Es ist aber der Glaube eine feste Zuversicht auf das, was man hofft, und ein Nichtzweifeln an dem, was man nicht sieht. (Hebräer 11,1)
Etwas sperrig ist er, dieser Spruch, aber er sagt klar und eindeutig, was Glaube ist. Sollte es so einfach sein mit dem Glauben? Lässt Glaube sich in einem einzigen Satz definieren? Dann müssten wir den nur auswendig lernen, öfter mal in Erinnerung rufen, und schon klappt es auch mit dem Glauben. So ist es aber nicht.
Das Nichtzweifeln beinhaltet nämlich auch das Zweifeln, und die feste Zuversicht hat auch ihr Gegenteil, eine schwankende oder gar nicht vorhandene Zuversicht.

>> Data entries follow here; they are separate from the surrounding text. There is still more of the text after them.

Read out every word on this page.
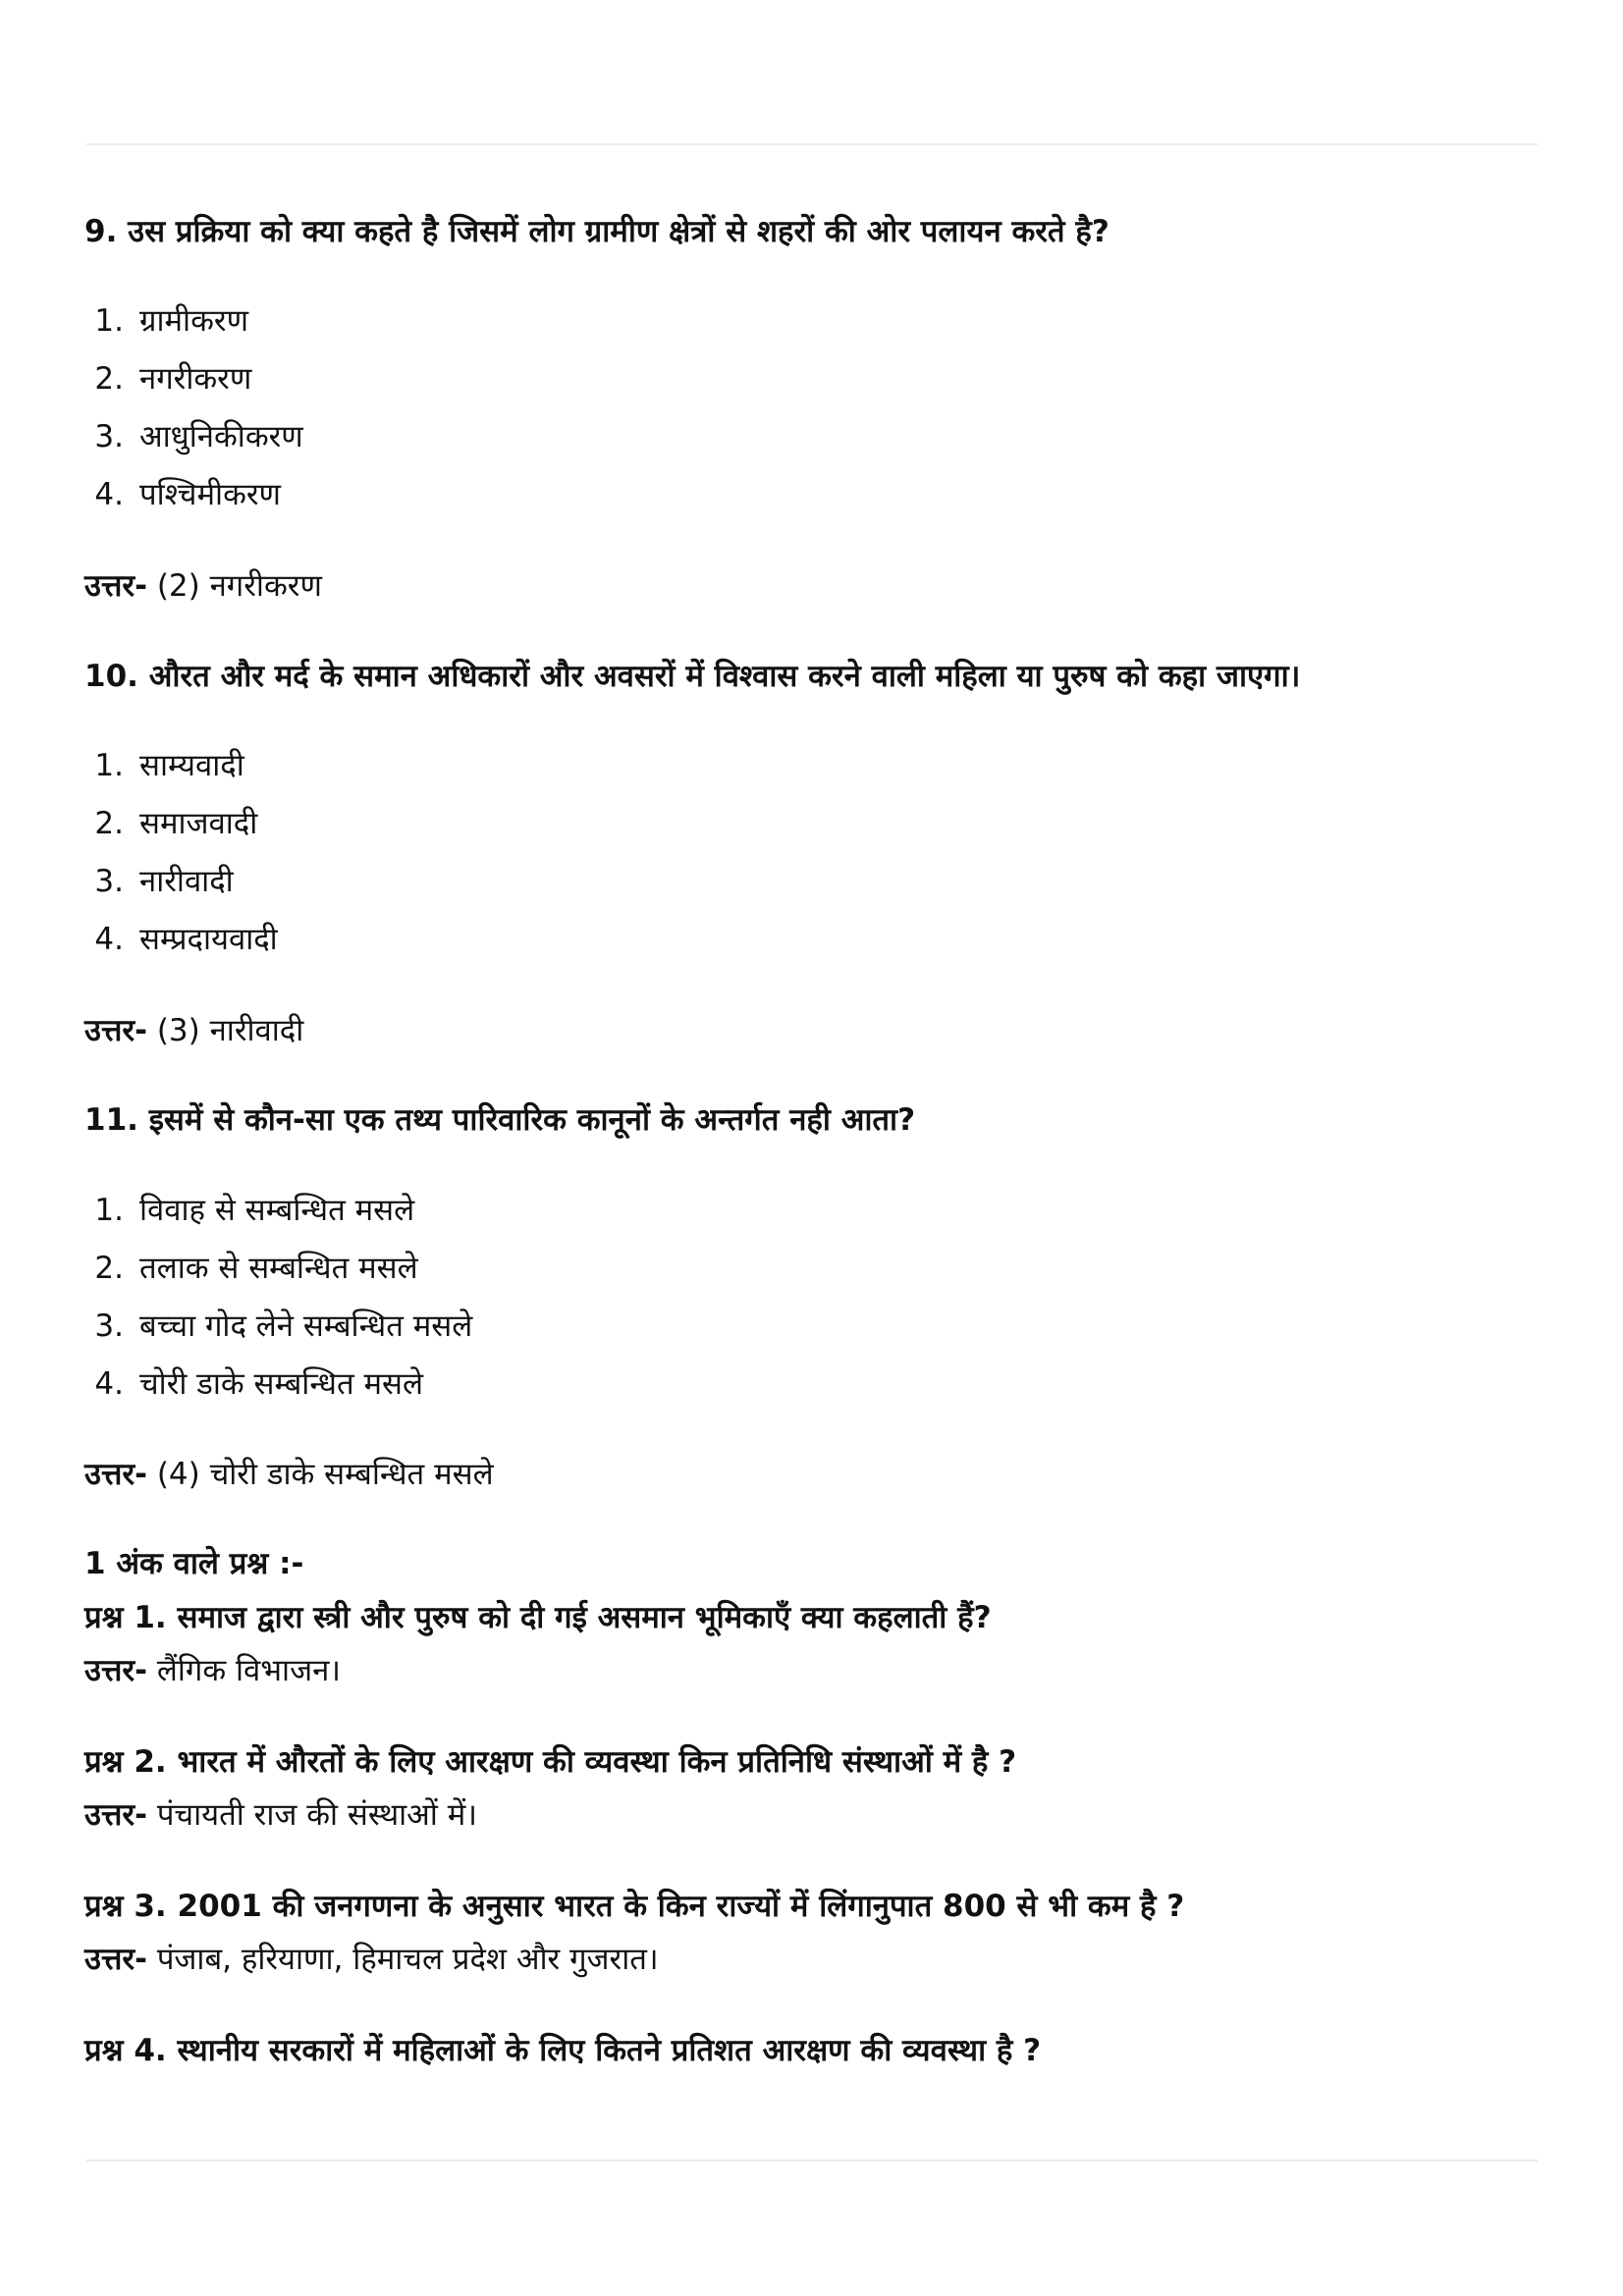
9. उस प्रक्रिया को क्या कहते है जिसमें लोग ग्रामीण क्षेत्रों से शहरों की ओर पलायन करते है?
1. ग्रामीकरण
2. नगरीकरण
3. आधुनिकीकरण
4. पश्चिमीकरण
उत्तर- (2) नगरीकरण
10. औरत और मर्द के समान अधिकारों और अवसरों में विश्वास करने वाली महिला या पुरुष को कहा जाएगा।
1. साम्यवादी
2. समाजवादी
3. नारीवादी
4. सम्प्रदायवादी
उत्तर- (3) नारीवादी
11. इसमें से कौन-सा एक तथ्य पारिवारिक कानूनों के अन्तर्गत नही आता?
1. विवाह से सम्बन्धित मसले
2. तलाक से सम्बन्धित मसले
3. बच्चा गोद लेने सम्बन्धित मसले
4. चोरी डाके सम्बन्धित मसले
उत्तर- (4) चोरी डाके सम्बन्धित मसले
1 अंक वाले प्रश्न :-
प्रश्न 1. समाज द्वारा स्त्री और पुरुष को दी गई असमान भूमिकाएँ क्या कहलाती हैं?
उत्तर- लैंगिक विभाजन।
प्रश्न 2. भारत में औरतों के लिए आरक्षण की व्यवस्था किन प्रतिनिधि संस्थाओं में है ?
उत्तर- पंचायती राज की संस्थाओं में।
प्रश्न 3. 2001 की जनगणना के अनुसार भारत के किन राज्यों में लिंगानुपात 800 से भी कम है ?
उत्तर- पंजाब, हरियाणा, हिमाचल प्रदेश और गुजरात।
प्रश्न 4. स्थानीय सरकारों में महिलाओं के लिए कितने प्रतिशत आरक्षण की व्यवस्था है ?
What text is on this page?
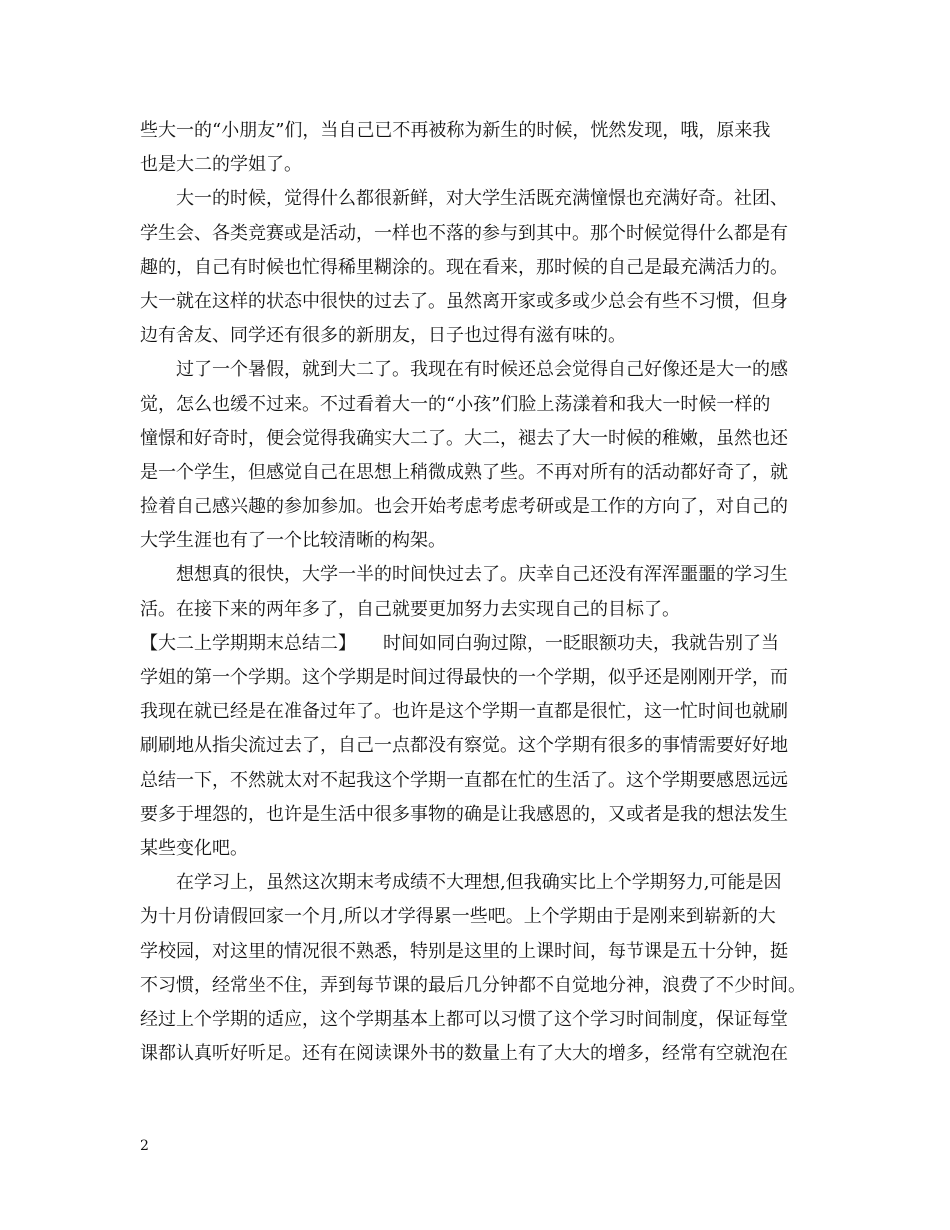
些大一的“小朋友”们，当自己已不再被称为新生的时候，恍然发现，哦，原来我
也是大二的学姐了。
　　大一的时候，觉得什么都很新鲜，对大学生活既充满憧憬也充满好奇。社团、
学生会、各类竞赛或是活动，一样也不落的参与到其中。那个时候觉得什么都是有
趣的，自己有时候也忙得稀里糊涂的。现在看来，那时候的自己是最充满活力的。
大一就在这样的状态中很快的过去了。虽然离开家或多或少总会有些不习惯，但身
边有舍友、同学还有很多的新朋友，日子也过得有滋有味的。
　　过了一个暑假，就到大二了。我现在有时候还总会觉得自己好像还是大一的感
觉，怎么也缓不过来。不过看着大一的“小孩”们脸上荡漾着和我大一时候一样的
憧憬和好奇时，便会觉得我确实大二了。大二，褪去了大一时候的稚嫩，虽然也还
是一个学生，但感觉自己在思想上稍微成熟了些。不再对所有的活动都好奇了，就
捡着自己感兴趣的参加参加。也会开始考虑考虑考研或是工作的方向了，对自己的
大学生涯也有了一个比较清晰的构架。
　　想想真的很快，大学一半的时间快过去了。庆幸自己还没有浑浑噩噩的学习生
活。在接下来的两年多了，自己就要更加努力去实现自己的目标了。
【大二上学期期末总结二】　　时间如同白驹过隙，一眨眼额功夫，我就告别了当
学姐的第一个学期。这个学期是时间过得最快的一个学期，似乎还是刚刚开学，而
我现在就已经是在准备过年了。也许是这个学期一直都是很忙，这一忙时间也就刷
刷刷地从指尖流过去了，自己一点都没有察觉。这个学期有很多的事情需要好好地
总结一下，不然就太对不起我这个学期一直都在忙的生活了。这个学期要感恩远远
要多于埋怨的，也许是生活中很多事物的确是让我感恩的，又或者是我的想法发生
某些变化吧。
　　在学习上，虽然这次期末考成绩不大理想,但我确实比上个学期努力,可能是因
为十月份请假回家一个月,所以才学得累一些吧。上个学期由于是刚来到崭新的大
学校园，对这里的情况很不熟悉，特别是这里的上课时间，每节课是五十分钟，挺
不习惯，经常坐不住，弄到每节课的最后几分钟都不自觉地分神，浪费了不少时间。
经过上个学期的适应，这个学期基本上都可以习惯了这个学习时间制度，保证每堂
课都认真听好听足。还有在阅读课外书的数量上有了大大的增多，经常有空就泡在
2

Der unbekannte Verfasser des Hebräerbriefes weiß das und richtet hier ein aufrichtendes, mahnendes und erklärendes Wort an eine ebenfalls unbekannte Gemeinde oder Gruppe, die offensichtlich müde und angefochten ist und in der Gefahr abzugleiten.
Ich denke, dieses Gefühl der Anfechtung, des Zweifels, kennen wir alle. Wir kennen Zeiten, in denen wir uns als gläubig bezeichnen würden, aber auch solche, in denen wir uns fernab jeden Glaubens fühlen.
Wir spüren: „der Glaube“ lässt sich wohl doch nicht so einfach festlegen. Vielleicht hilft es, von der Frage, was Glaube ist, wegzukommen hin zu der Frage, wie wir Glauben (er)leben, weg also von der Statik hin zu einem dynamischen Prozess. Das verändert die Perspektive und stellt uns in die Jahrtausende alte Tradition des wandernden Gottesvolkes, in den großen Treck Gottes, der durch die Zeiten zieht, und dessen Erfahrungen mit Gott im Alten und Neuen Testament und bis heute auch in unseren Kirchen bezeugt werden.
An anderer Stelle im Hebräerbrief ist die Rede von einer „Wolke von Zeugen um uns“ – ein schönes Bild. Diese Zeugen und Zeuginnen haben eines gemeinsam: sie vertrauten allen Schwierigkeiten und Anfechtungen zum Trotz letztlich auf die bedingungslose Liebe Gottes, die sich für uns Christen im Leben und Wirken Jesu Christi manifestiert hat. Gewissheit hatten sie nicht, aber sehr viel Hoffnung. Glaube als Wagnis.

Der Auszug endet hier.